RuntimeError: one of the variables needed for gradient computation has been modified by an inplace operation: [torch.cuda.FloatTensor [1, 6890]], which is output 0 of SelectBackward, is at version 1; expected version 0 instead. Hint: enable anomaly detect

julyaugust12345 · January 22, 2024, 11:05am

I am trying to reproduct AvatarCLIP in pytorch.
And I got the following error:
RuntimeError: one of the variables needed for gradient computation has been modified by an inplace operation: [torch.cuda.FloatTensor [1, 6890]], which is output 0 of SelectBackward, is at version 1; expected version 0 instead. Hint: enable anomaly detection to find the operation that failed to compute its gradient, with torch.autograd.set_detect_anomaly(True).
It would be very appreciate if you help me.

    def get_pose(self, text_feature: Tensor) -> Tensor:
        latent_code = nn.Parameter(torch.randn(32))
        cls = getattr(torch.optim, self.optim_name)
        optimizer = cls([latent_code], **self.optim_cfg)
        for i in tqdm(range(self.num_iteration)):
            new_latent_code = latent_code.to(self.device).unsqueeze(0)
            new_pose = self.vp.decode(new_latent_code)['pose_body']
            new_pose = new_pose.contiguous().view(-1)
            clip_feature = self.get_pose_feature(new_pose).squeeze(0)
            loss = 1 - F.cosine_similarity(clip_feature, text_feature, dim=-1)
            loss = loss.mean()
            optimizer.zero_grad()
            loss.backward()
            optimizer.step()
        return pose_padding(new_pose.detach())

    def get_topk_poses(self, text: str) -> Tensor:
        text_feature = self.get_text_feature(text)
        poses = [self.get_pose(text_feature) for _ in range(self.topk)]
        poses = self.sort_poses_by_score(text, poses)
        poses = torch.stack(poses, dim=0)
        return poses

    def get_pose(self, text_feature: Tensor) -> Tensor:
        pose = nn.Parameter(torch.randn(63))
        cls = getattr(torch.optim, self.optim_name)
        optimizer = cls([pose], **self.optim_cfg)
        for i in tqdm(range(self.num_iteration)):
            new_pose = pose.to(self.device)
            clip_feature = self.get_pose_feature(new_pose).squeeze(0)
            loss = 1 - F.cosine_similarity(clip_feature, text_feature, dim=-1)
            loss = loss.mean()
            optimizer.zero_grad()
            loss.backward()
            optimizer.step()
        return pose_padding(pose.data).to(self.device)

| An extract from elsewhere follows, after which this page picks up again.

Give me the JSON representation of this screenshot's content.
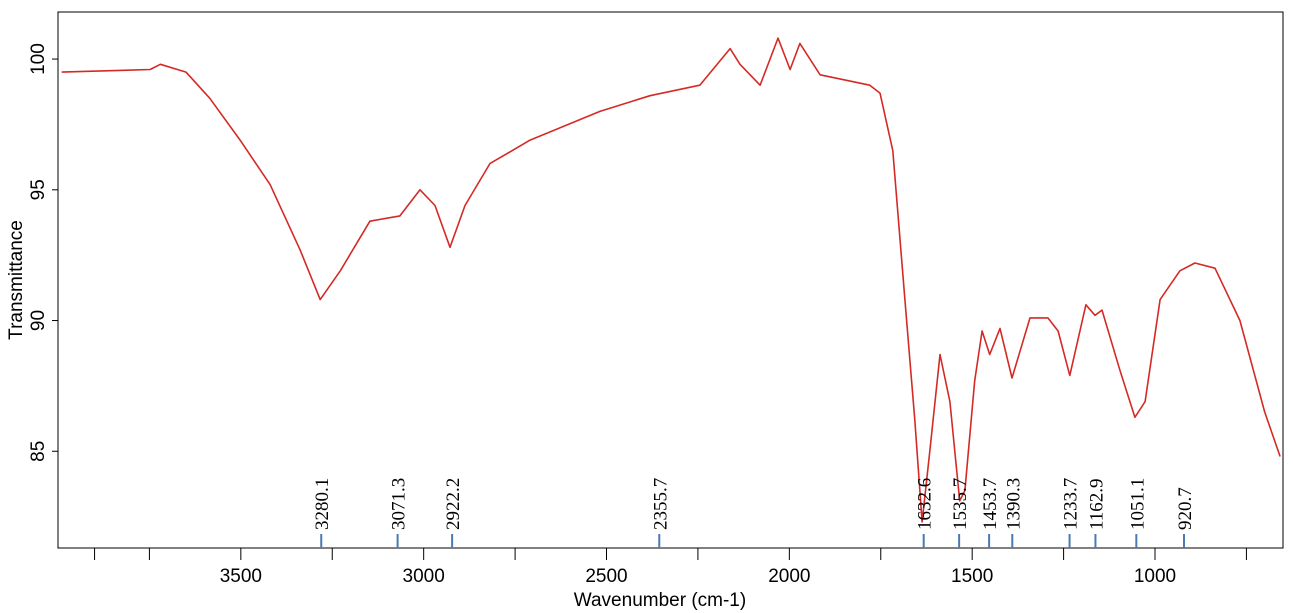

    def get_topk_poses(self, text: str) -> Tensor:
        text_feature = self.get_text_feature(text)
        poses = [self.get_pose(text_feature) for _ in range(self.topk)]
        poses = self.sort_poses_by_score(text, poses)
        poses = torch.stack(poses, dim=0)
        return poses

KFrank · January 24, 2024, 6:10am

Hi July!

Can you identify a tensor in your forward pass that has shape [1, 6890]?
See if you can find where it is being modified.

Try using set_detect_anomaly (True). Doing so provides additional
information that can be very helpful in tracking down the cause of your
error.

There’s a lot of code that you haven’t posted that could be causing your
error.

You’ve posted two nearly identical versions of get_pose() (and we can’t
tell which one is being run when you get your error).

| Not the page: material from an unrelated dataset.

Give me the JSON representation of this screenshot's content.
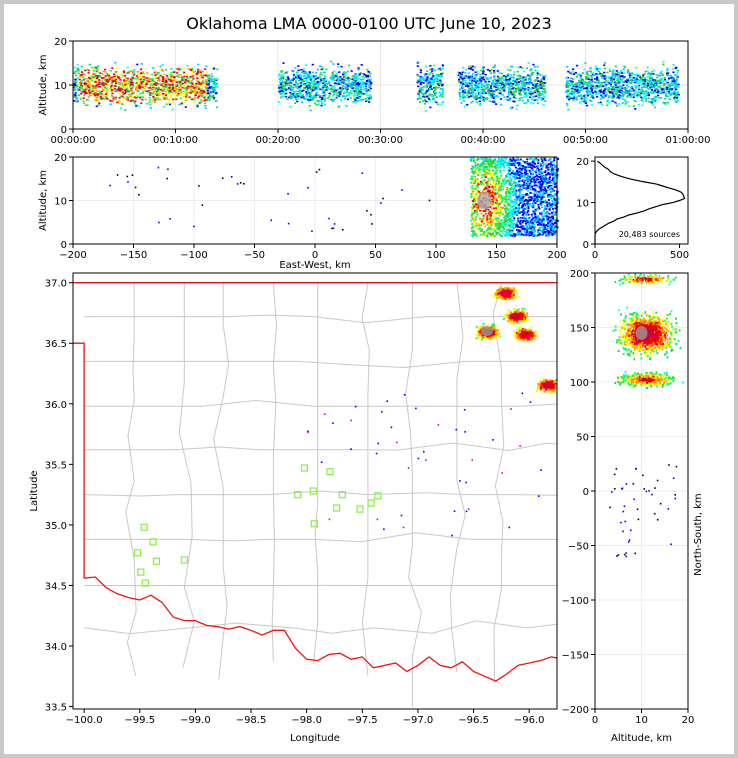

Note, this second version uses pose.data. .data is deprecated (in the
public api) and can lead to errors, so you shouldn’t be using it.

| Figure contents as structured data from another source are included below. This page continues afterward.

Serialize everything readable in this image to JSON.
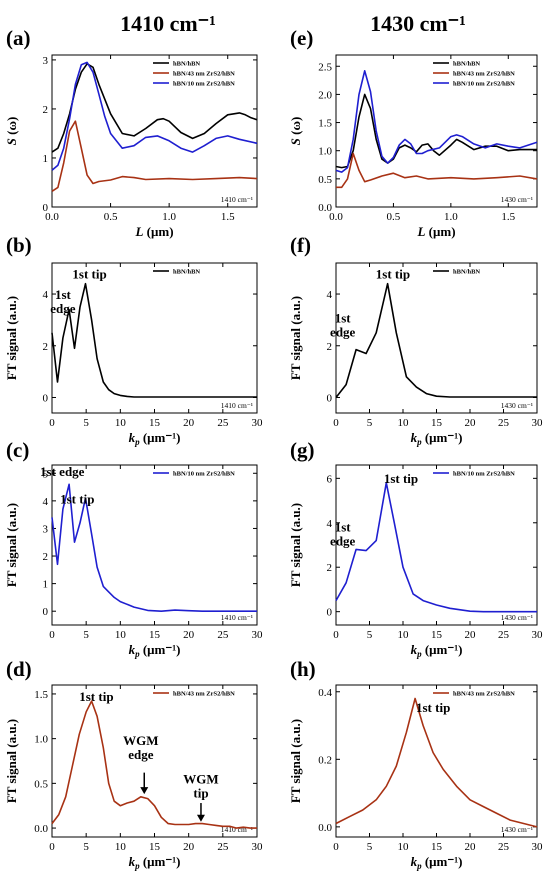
{
  "figure": {
    "left_title": "1410 cm⁻¹",
    "right_title": "1430 cm⁻¹"
  },
  "colors": {
    "black": "#000000",
    "red": "#a83214",
    "blue": "#1f1fd0"
  },
  "chart_data": [
    {
      "id": "a",
      "panel_label": "(a)",
      "type": "line",
      "xlabel_main": "L",
      "xlabel_unit": "(μm)",
      "ylabel_main": "S",
      "ylabel_unit": "(ω)",
      "xlim": [
        0,
        1.75
      ],
      "ylim": [
        0,
        3.1
      ],
      "xticks": [
        0.0,
        0.5,
        1.0,
        1.5
      ],
      "xtick_labels": [
        "0.0",
        "0.5",
        "1.0",
        "1.5"
      ],
      "yticks": [
        0,
        1,
        2,
        3
      ],
      "ytick_labels": [
        "0",
        "1",
        "2",
        "3"
      ],
      "corner_label": "1410 cm⁻¹",
      "series": [
        {
          "name": "hBN/hBN",
          "color": "#000000",
          "x": [
            0,
            0.05,
            0.1,
            0.15,
            0.2,
            0.25,
            0.3,
            0.35,
            0.4,
            0.5,
            0.6,
            0.7,
            0.8,
            0.9,
            0.95,
            1.0,
            1.1,
            1.2,
            1.3,
            1.4,
            1.5,
            1.6,
            1.65,
            1.7,
            1.75
          ],
          "y": [
            1.12,
            1.2,
            1.5,
            1.9,
            2.4,
            2.75,
            2.92,
            2.85,
            2.5,
            1.9,
            1.5,
            1.45,
            1.6,
            1.78,
            1.8,
            1.75,
            1.52,
            1.4,
            1.5,
            1.7,
            1.88,
            1.92,
            1.88,
            1.82,
            1.78
          ]
        },
        {
          "name": "hBN/43 nm ZrS2/hBN",
          "color": "#a83214",
          "x": [
            0,
            0.05,
            0.1,
            0.15,
            0.2,
            0.25,
            0.3,
            0.35,
            0.4,
            0.5,
            0.6,
            0.7,
            0.8,
            1.0,
            1.2,
            1.4,
            1.6,
            1.75
          ],
          "y": [
            0.32,
            0.4,
            0.9,
            1.55,
            1.75,
            1.2,
            0.65,
            0.48,
            0.52,
            0.55,
            0.62,
            0.6,
            0.56,
            0.58,
            0.56,
            0.58,
            0.6,
            0.58
          ]
        },
        {
          "name": "hBN/10 nm ZrS2/hBN",
          "color": "#1f1fd0",
          "x": [
            0,
            0.05,
            0.1,
            0.15,
            0.2,
            0.25,
            0.3,
            0.35,
            0.4,
            0.45,
            0.5,
            0.6,
            0.7,
            0.8,
            0.9,
            1.0,
            1.1,
            1.2,
            1.3,
            1.4,
            1.5,
            1.6,
            1.75
          ],
          "y": [
            0.75,
            0.85,
            1.2,
            1.8,
            2.5,
            2.9,
            2.95,
            2.75,
            2.3,
            1.85,
            1.5,
            1.2,
            1.25,
            1.42,
            1.45,
            1.35,
            1.2,
            1.12,
            1.25,
            1.4,
            1.45,
            1.38,
            1.3
          ]
        }
      ]
    },
    {
      "id": "e",
      "panel_label": "(e)",
      "type": "line",
      "xlabel_main": "L",
      "xlabel_unit": "(μm)",
      "ylabel_main": "S",
      "ylabel_unit": "(ω)",
      "xlim": [
        0,
        1.75
      ],
      "ylim": [
        0,
        2.7
      ],
      "xticks": [
        0.0,
        0.5,
        1.0,
        1.5
      ],
      "xtick_labels": [
        "0.0",
        "0.5",
        "1.0",
        "1.5"
      ],
      "yticks": [
        0,
        0.5,
        1.0,
        1.5,
        2.0,
        2.5
      ],
      "ytick_labels": [
        "0.0",
        "0.5",
        "1.0",
        "1.5",
        "2.0",
        "2.5"
      ],
      "corner_label": "1430 cm⁻¹",
      "series": [
        {
          "name": "hBN/hBN",
          "color": "#000000",
          "x": [
            0,
            0.05,
            0.1,
            0.15,
            0.2,
            0.25,
            0.3,
            0.35,
            0.4,
            0.45,
            0.5,
            0.55,
            0.6,
            0.65,
            0.7,
            0.75,
            0.8,
            0.85,
            0.9,
            1.0,
            1.05,
            1.1,
            1.2,
            1.3,
            1.4,
            1.5,
            1.6,
            1.75
          ],
          "y": [
            0.72,
            0.7,
            0.72,
            1.0,
            1.6,
            2.0,
            1.75,
            1.2,
            0.85,
            0.78,
            0.85,
            1.05,
            1.1,
            1.05,
            0.98,
            1.1,
            1.12,
            1.0,
            0.92,
            1.1,
            1.2,
            1.15,
            1.02,
            1.08,
            1.08,
            1.0,
            1.02,
            1.02
          ]
        },
        {
          "name": "hBN/43 nm ZrS2/hBN",
          "color": "#a83214",
          "x": [
            0,
            0.05,
            0.1,
            0.15,
            0.2,
            0.25,
            0.3,
            0.4,
            0.5,
            0.6,
            0.7,
            0.8,
            1.0,
            1.2,
            1.4,
            1.6,
            1.75
          ],
          "y": [
            0.35,
            0.35,
            0.5,
            0.95,
            0.65,
            0.45,
            0.48,
            0.55,
            0.6,
            0.52,
            0.55,
            0.5,
            0.52,
            0.5,
            0.52,
            0.55,
            0.5
          ]
        },
        {
          "name": "hBN/10 nm ZrS2/hBN",
          "color": "#1f1fd0",
          "x": [
            0,
            0.05,
            0.1,
            0.15,
            0.2,
            0.25,
            0.3,
            0.35,
            0.4,
            0.45,
            0.5,
            0.55,
            0.6,
            0.65,
            0.7,
            0.75,
            0.8,
            0.9,
            1.0,
            1.05,
            1.1,
            1.2,
            1.3,
            1.4,
            1.5,
            1.6,
            1.75
          ],
          "y": [
            0.65,
            0.62,
            0.7,
            1.2,
            2.0,
            2.42,
            2.05,
            1.35,
            0.9,
            0.78,
            0.88,
            1.1,
            1.2,
            1.12,
            0.95,
            0.95,
            1.0,
            1.05,
            1.25,
            1.28,
            1.25,
            1.12,
            1.05,
            1.12,
            1.08,
            1.05,
            1.15
          ]
        }
      ]
    },
    {
      "id": "b",
      "panel_label": "(b)",
      "type": "line",
      "xlabel_main": "k",
      "xlabel_sub": "p",
      "xlabel_unit": "(μm⁻¹)",
      "ylabel": "FT signal (a.u.)",
      "xlim": [
        0,
        30
      ],
      "ylim": [
        -0.6,
        5.2
      ],
      "xticks": [
        0,
        5,
        10,
        15,
        20,
        25,
        30
      ],
      "xtick_labels": [
        "0",
        "5",
        "10",
        "15",
        "20",
        "25",
        "30"
      ],
      "yticks": [
        0,
        2,
        4
      ],
      "ytick_labels": [
        "0",
        "2",
        "4"
      ],
      "corner_label": "1410 cm⁻¹",
      "series": [
        {
          "name": "hBN/hBN",
          "color": "#000000",
          "x": [
            0,
            0.8,
            1.6,
            2.5,
            3.3,
            4.1,
            4.9,
            5.8,
            6.6,
            7.5,
            8.3,
            9.1,
            10,
            11,
            12,
            14,
            16,
            18,
            20,
            22,
            25,
            28,
            30
          ],
          "y": [
            2.5,
            0.6,
            2.3,
            3.4,
            1.9,
            3.5,
            4.4,
            3.0,
            1.5,
            0.6,
            0.3,
            0.15,
            0.08,
            0.04,
            0.02,
            0.02,
            0.02,
            0.02,
            0.02,
            0.02,
            0.02,
            0.02,
            0.02
          ]
        }
      ],
      "annotations": [
        {
          "lines": [
            "1st",
            "edge"
          ],
          "x": 1.6,
          "y": 3.8
        },
        {
          "lines": [
            "1st tip"
          ],
          "x": 5.5,
          "y": 4.6
        }
      ]
    },
    {
      "id": "f",
      "panel_label": "(f)",
      "type": "line",
      "xlabel_main": "k",
      "xlabel_sub": "p",
      "xlabel_unit": "(μm⁻¹)",
      "ylabel": "FT signal (a.u.)",
      "xlim": [
        0,
        30
      ],
      "ylim": [
        -0.6,
        5.2
      ],
      "xticks": [
        0,
        5,
        10,
        15,
        20,
        25,
        30
      ],
      "xtick_labels": [
        "0",
        "5",
        "10",
        "15",
        "20",
        "25",
        "30"
      ],
      "yticks": [
        0,
        2,
        4
      ],
      "ytick_labels": [
        "0",
        "2",
        "4"
      ],
      "corner_label": "1430 cm⁻¹",
      "series": [
        {
          "name": "hBN/hBN",
          "color": "#000000",
          "x": [
            0,
            1.5,
            3,
            4.5,
            6,
            7.7,
            9,
            10.5,
            12,
            13.5,
            15,
            17,
            20,
            25,
            30
          ],
          "y": [
            0,
            0.5,
            1.85,
            1.7,
            2.5,
            4.4,
            2.5,
            0.8,
            0.4,
            0.15,
            0.05,
            0.02,
            0.02,
            0.02,
            0.02
          ]
        }
      ],
      "annotations": [
        {
          "lines": [
            "1st",
            "edge"
          ],
          "x": 1.0,
          "y": 2.9
        },
        {
          "lines": [
            "1st tip"
          ],
          "x": 8.5,
          "y": 4.6
        }
      ]
    },
    {
      "id": "c",
      "panel_label": "(c)",
      "type": "line",
      "xlabel_main": "k",
      "xlabel_sub": "p",
      "xlabel_unit": "(μm⁻¹)",
      "ylabel": "FT signal (a.u.)",
      "xlim": [
        0,
        30
      ],
      "ylim": [
        -0.5,
        5.3
      ],
      "xticks": [
        0,
        5,
        10,
        15,
        20,
        25,
        30
      ],
      "xtick_labels": [
        "0",
        "5",
        "10",
        "15",
        "20",
        "25",
        "30"
      ],
      "yticks": [
        0,
        1,
        2,
        3,
        4,
        5
      ],
      "ytick_labels": [
        "0",
        "1",
        "2",
        "3",
        "4",
        "5"
      ],
      "corner_label": "1410 cm⁻¹",
      "series": [
        {
          "name": "hBN/10 nm ZrS2/hBN",
          "color": "#1f1fd0",
          "x": [
            0,
            0.8,
            1.6,
            2.5,
            3.3,
            4.1,
            4.9,
            5.8,
            6.6,
            7.5,
            8.3,
            9.1,
            10,
            12,
            14,
            16,
            18,
            20,
            22,
            25,
            28,
            30
          ],
          "y": [
            3.4,
            1.7,
            3.7,
            4.6,
            2.5,
            3.2,
            4.1,
            2.8,
            1.6,
            0.9,
            0.7,
            0.5,
            0.35,
            0.15,
            0.03,
            0.0,
            0.04,
            0.02,
            0.0,
            0.0,
            0.0,
            0.0
          ]
        }
      ],
      "annotations": [
        {
          "lines": [
            "1st edge"
          ],
          "x": 1.5,
          "y": 4.9
        },
        {
          "lines": [
            "1st tip"
          ],
          "x": 3.7,
          "y": 3.9
        }
      ]
    },
    {
      "id": "g",
      "panel_label": "(g)",
      "type": "line",
      "xlabel_main": "k",
      "xlabel_sub": "p",
      "xlabel_unit": "(μm⁻¹)",
      "ylabel": "FT signal (a.u.)",
      "xlim": [
        0,
        30
      ],
      "ylim": [
        -0.6,
        6.6
      ],
      "xticks": [
        0,
        5,
        10,
        15,
        20,
        25,
        30
      ],
      "xtick_labels": [
        "0",
        "5",
        "10",
        "15",
        "20",
        "25",
        "30"
      ],
      "yticks": [
        0,
        2,
        4,
        6
      ],
      "ytick_labels": [
        "0",
        "2",
        "4",
        "6"
      ],
      "corner_label": "1430 cm⁻¹",
      "series": [
        {
          "name": "hBN/10 nm ZrS2/hBN",
          "color": "#1f1fd0",
          "x": [
            0,
            1.5,
            3,
            4.5,
            6,
            7.5,
            8.7,
            10,
            11.5,
            13,
            15,
            17,
            20,
            22,
            25,
            28,
            30
          ],
          "y": [
            0.5,
            1.3,
            2.8,
            2.75,
            3.2,
            5.8,
            4.0,
            2.0,
            0.8,
            0.5,
            0.3,
            0.15,
            0.02,
            0.0,
            0.0,
            0.0,
            0.0
          ]
        }
      ],
      "annotations": [
        {
          "lines": [
            "1st",
            "edge"
          ],
          "x": 1.0,
          "y": 3.6
        },
        {
          "lines": [
            "1st tip"
          ],
          "x": 9.7,
          "y": 5.8
        }
      ]
    },
    {
      "id": "d",
      "panel_label": "(d)",
      "type": "line",
      "xlabel_main": "k",
      "xlabel_sub": "p",
      "xlabel_unit": "(μm⁻¹)",
      "ylabel": "FT signal (a.u.)",
      "xlim": [
        0,
        30
      ],
      "ylim": [
        -0.1,
        1.6
      ],
      "xticks": [
        0,
        5,
        10,
        15,
        20,
        25,
        30
      ],
      "xtick_labels": [
        "0",
        "5",
        "10",
        "15",
        "20",
        "25",
        "30"
      ],
      "yticks": [
        0,
        0.5,
        1.0,
        1.5
      ],
      "ytick_labels": [
        "0.0",
        "0.5",
        "1.0",
        "1.5"
      ],
      "corner_label": "1410 cm⁻¹",
      "series": [
        {
          "name": "hBN/43 nm ZrS2/hBN",
          "color": "#a83214",
          "x": [
            0,
            1,
            2,
            3,
            4,
            5,
            5.8,
            6.6,
            7.5,
            8.3,
            9.1,
            10,
            11,
            12,
            13,
            14,
            15,
            16,
            17,
            18,
            19,
            20,
            21,
            22,
            23,
            24,
            25,
            26,
            27,
            28,
            29,
            30
          ],
          "y": [
            0.05,
            0.15,
            0.35,
            0.7,
            1.05,
            1.3,
            1.42,
            1.25,
            0.9,
            0.5,
            0.3,
            0.25,
            0.28,
            0.3,
            0.35,
            0.33,
            0.25,
            0.12,
            0.05,
            0.04,
            0.04,
            0.04,
            0.05,
            0.05,
            0.04,
            0.03,
            0.02,
            0.02,
            0.0,
            0.01,
            0.0,
            0.0
          ]
        }
      ],
      "annotations": [
        {
          "lines": [
            "1st tip"
          ],
          "x": 6.5,
          "y": 1.42
        },
        {
          "lines": [
            "WGM",
            "edge"
          ],
          "x": 13.0,
          "y": 0.93
        },
        {
          "lines": [
            "WGM",
            "tip"
          ],
          "x": 21.8,
          "y": 0.5
        }
      ],
      "arrows": [
        {
          "x": 13.5,
          "y_from": 0.62,
          "y_to": 0.38
        },
        {
          "x": 21.8,
          "y_from": 0.28,
          "y_to": 0.07
        }
      ]
    },
    {
      "id": "h",
      "panel_label": "(h)",
      "type": "line",
      "xlabel_main": "k",
      "xlabel_sub": "p",
      "xlabel_unit": "(μm⁻¹)",
      "ylabel": "FT signal (a.u.)",
      "xlim": [
        0,
        30
      ],
      "ylim": [
        -0.03,
        0.42
      ],
      "xticks": [
        0,
        5,
        10,
        15,
        20,
        25,
        30
      ],
      "xtick_labels": [
        "0",
        "5",
        "10",
        "15",
        "20",
        "25",
        "30"
      ],
      "yticks": [
        0,
        0.2,
        0.4
      ],
      "ytick_labels": [
        "0.0",
        "0.2",
        "0.4"
      ],
      "corner_label": "1430 cm⁻¹",
      "series": [
        {
          "name": "hBN/43 nm ZrS2/hBN",
          "color": "#a83214",
          "x": [
            0,
            2,
            4,
            6,
            7.5,
            9,
            10.5,
            11.8,
            13,
            14.5,
            16,
            18,
            20,
            22,
            24,
            26,
            28,
            30
          ],
          "y": [
            0.01,
            0.03,
            0.05,
            0.08,
            0.12,
            0.18,
            0.28,
            0.38,
            0.3,
            0.22,
            0.17,
            0.12,
            0.08,
            0.06,
            0.04,
            0.02,
            0.01,
            0.0
          ]
        }
      ],
      "annotations": [
        {
          "lines": [
            "1st tip"
          ],
          "x": 14.5,
          "y": 0.34
        }
      ]
    }
  ]
}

For suggestions about how to find and fix inplace-modification errors,
please see the following post:

"RuntimeError: one of the variables needed for gradient computation has been modified by an inplace operation: [torch.FloatTensor [64, 1]], which is output 0 of AsStridedBackward0, is at version 3; expected version 2 instead. Hint: the backtrace further a autograd

Hi Fahmyadan and Sangyoon! Here are some suggestions about how to track down (and maybe fix) inplace-modification errors. Note that an inplace modification in the forward pass is not necessarily* an error – it depends on whether and how the tensor that was modified is used in the backward pass. Note that inplace operations can be useful for saving memory – if you replace an innocent inplace operation with an out-of-place equivalent, your training will use more memory (and, to a minor e…

Good luck!

K. Frank